San Diego’s Rob Machado, one of the most stylish surfers alive, discusses last summer’s Indonesian sojourn and his new movie chronicling his experiences abroad.
You were drifting around Indonesia on a motor scooter most of last summer; tell us about your Indo experience cruising around Indo.
I prefer to call it a motorcycle. Motor scooter makes it sound like a Vespa or something. I actually bought a Honda CB 100. I cruised around filming for my flick. I spent about six months living…sort of based out of Bali. I ventured out to the outer islands from Sumba to Lombok to Java…spent a bit of time in Java. There are a ridiculous amount of waves there that you can find if you really want to find them.
You sort of did the unconventional surf trip, in that you veered off the beaten path. You hung out with the local people in, as you mentioned, rather remote regions. I see that you helped the local communities out over there too.
As the trip went on I sort of realized that to really get away you have to venture way out. My bike started breaking down, and I used public transport and got into some cool funky places and I did a lot of camping, and I removed myself from my normal routine and it was good.
Your movie is called, tentatively, THE DRIFTER. With whom are you working on this film project? Is this a Taylor Steele production?
Yeah, Taylor and I came up with it, and Hurley is backing it and gave me the opportunity to basically disappear in Indo for six months. I pretty much fell off the face of the earth and chased great waves around for six months.
Undoubtedly, you scored some great waves and some great tubes. Photos have already trickled into the pages of surf magazines and on websites. We’ve seen some insane barrels from your trip. The notion that time stands still in the tube, the old surfing clich, do you think there is any truth to that?
Wow, that’s pretty deep right there. For me, it’s about not thinking. I like the idea of actually being on a wave…I think that’s the only time that I’m actually not thinking. That’s the magic of surfing for me. There aren’t too many things that you do in life where your brain shuts off and you acting on what you are feeling and you’re not consciously making decisions.
Seems like the free-surfing vibe fits you perfectly. But watching you surf in events, your level of performance surfing is higher than it’s ever been. Do you still enjoy competitive surfing?
Yeah. Occasionally. It’s still fun, and I like watching those guys. That’s where the best surfing in the world is happening. If you watch those guys: Mick and Joel and Kelly and Andy, and now Dane and Jordy, The stuff that’s going on is pretty radical, so it is fun to go in there and mix it up with those guys. It’s hard because those guys are on tour together all the time and constantly pushing each other. When you are not around that level of surfing all the time it is hard to maintain and stay at that level. I try and hang with those guys as much as I can; it is inspiring to see those guys in person that’s for sure.

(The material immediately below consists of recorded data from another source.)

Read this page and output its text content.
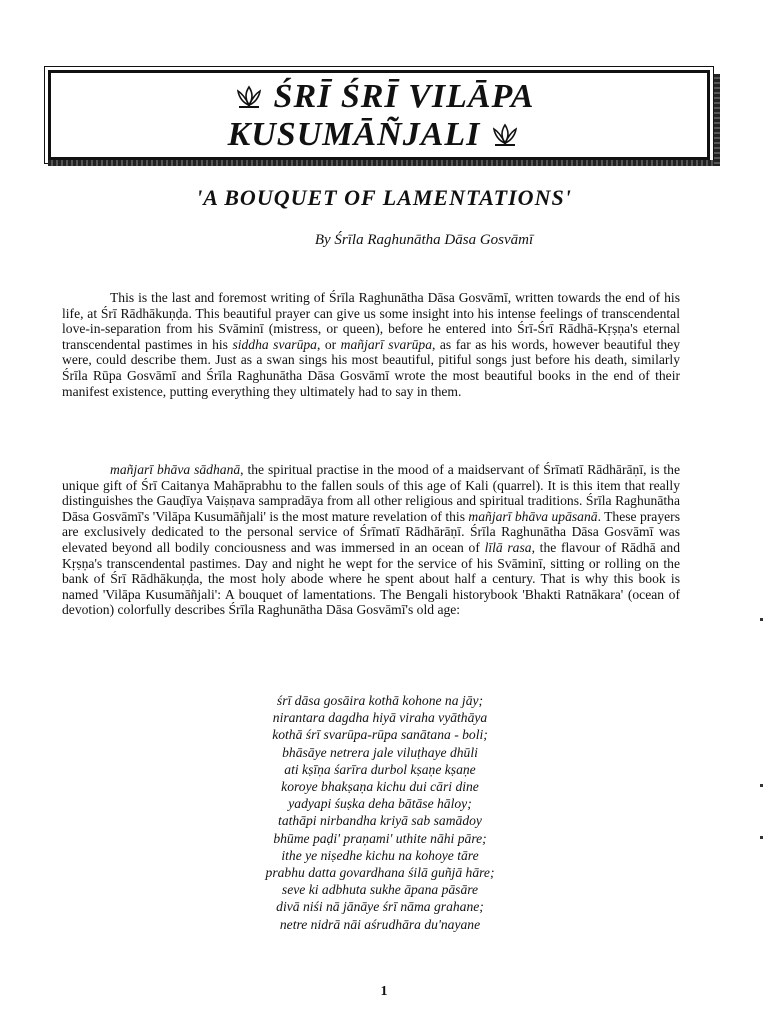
ŚRĪ ŚRĪ VILĀPA
KUSUMĀÑJALI
'A BOUQUET OF LAMENTATIONS'
By Śrīla Raghunātha Dāsa Gosvāmī

This is the last and foremost writing of Śrīla Raghunātha Dāsa Gosvāmī, written towards the end of his life, at Śrī Rādhākuṇḍa. This beautiful prayer can give us some insight into his intense feelings of transcendental love-in-separation from his Svāminī (mistress, or queen), before he entered into Śrī-Śrī Rādhā-Kṛṣṇa's eternal transcendental pastimes in his siddha svarūpa, or mañjarī svarūpa, as far as his words, however beautiful they were, could describe them. Just as a swan sings his most beautiful, pitiful songs just before his death, similarly Śrīla Rūpa Gosvāmī and Śrīla Raghunātha Dāsa Gosvāmī wrote the most beautiful books in the end of their manifest existence, putting everything they ultimately had to say in them.

mañjarī bhāva sādhanā, the spiritual practise in the mood of a maidservant of Śrīmatī Rādhārāṇī, is the unique gift of Śrī Caitanya Mahāprabhu to the fallen souls of this age of Kali (quarrel). It is this item that really distinguishes the Gauḍīya Vaiṣṇava sampradāya from all other religious and spiritual traditions. Śrīla Raghunātha Dāsa Gosvāmī's 'Vilāpa Kusumāñjali' is the most mature revelation of this mañjarī bhāva upāsanā. These prayers are exclusively dedicated to the personal service of Śrīmatī Rādhārāṇī. Śrīla Raghunātha Dāsa Gosvāmī was elevated beyond all bodily conciousness and was immersed in an ocean of līlā rasa, the flavour of Rādhā and Kṛṣṇa's transcendental pastimes. Day and night he wept for the service of his Svāminī, sitting or rolling on the bank of Śrī Rādhākuṇḍa, the most holy abode where he spent about half a century. That is why this book is named 'Vilāpa Kusumāñjali': A bouquet of lamentations. The Bengali historybook 'Bhakti Ratnākara' (ocean of devotion) colorfully describes Śrīla Raghunātha Dāsa Gosvāmī's old age:

śrī dāsa gosāira kothā kohone na jāy;
nirantara dagdha hiyā viraha vyāthāya
kothā śrī svarūpa-rūpa sanātana - boli;
bhāsāye netrera jale viluṭhaye dhūli
ati kṣīṇa śarīra durbol kṣaṇe kṣaṇe
koroye bhakṣaṇa kichu dui cāri dine
yadyapi śuṣka deha bātāse hāloy;
tathāpi nirbandha kriyā sab samādoy
bhūme paḍi' praṇami' uthite nāhi pāre;
ithe ye niṣedhe kichu na kohoye tāre
prabhu datta govardhana śilā guñjā hāre;
seve ki adbhuta sukhe āpana pāsāre
divā niśi nā jānāye śrī nāma grahane;
netre nidrā nāi aśrudhāra du'nayane
1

So the guys at Cardiff Reef aren’t inspiring you too much then?
(Laughs) Oh, you know, not quite the same level. But those guys at Cardiff are cool.
You mentioned Kelly, and I’m wondering, earlier in the year, Slater played in the Pebble Beach Pro-Am and hit some great golf shots. Especially on number 17, the par 3, it’s 200-plus yards, he hit it into a strong 20-knot head wind. Kelly put his tee shot 8-feet from the hole and birdied. Being an avid golfer yourself and a friend of Kelly’s, did you see that shot?
No I didn’t see this year’s event. That’s cool. That’s heavy. Serious stuff.
The movie is THE DRIFTER. Where are you at with that?
We are elbow deep in the editing room right now, so we are looking at a summer time release, we hope.
Are you involved with the music on the movie?
Oh yeah, I’m involved, and it’s pretty exciting. We just had Warner Brothers music come on board so we’ll be adding some of their acts to the flick. I recorded some music. We recorded some music in Indo. We are throwing everything we can into the mixing bowl and see how it goes.
Rob, thanks for the time today. Can’t wait to see the movie.
Thanks for calling, and thanks for the inspiration at Cardiff (laughs).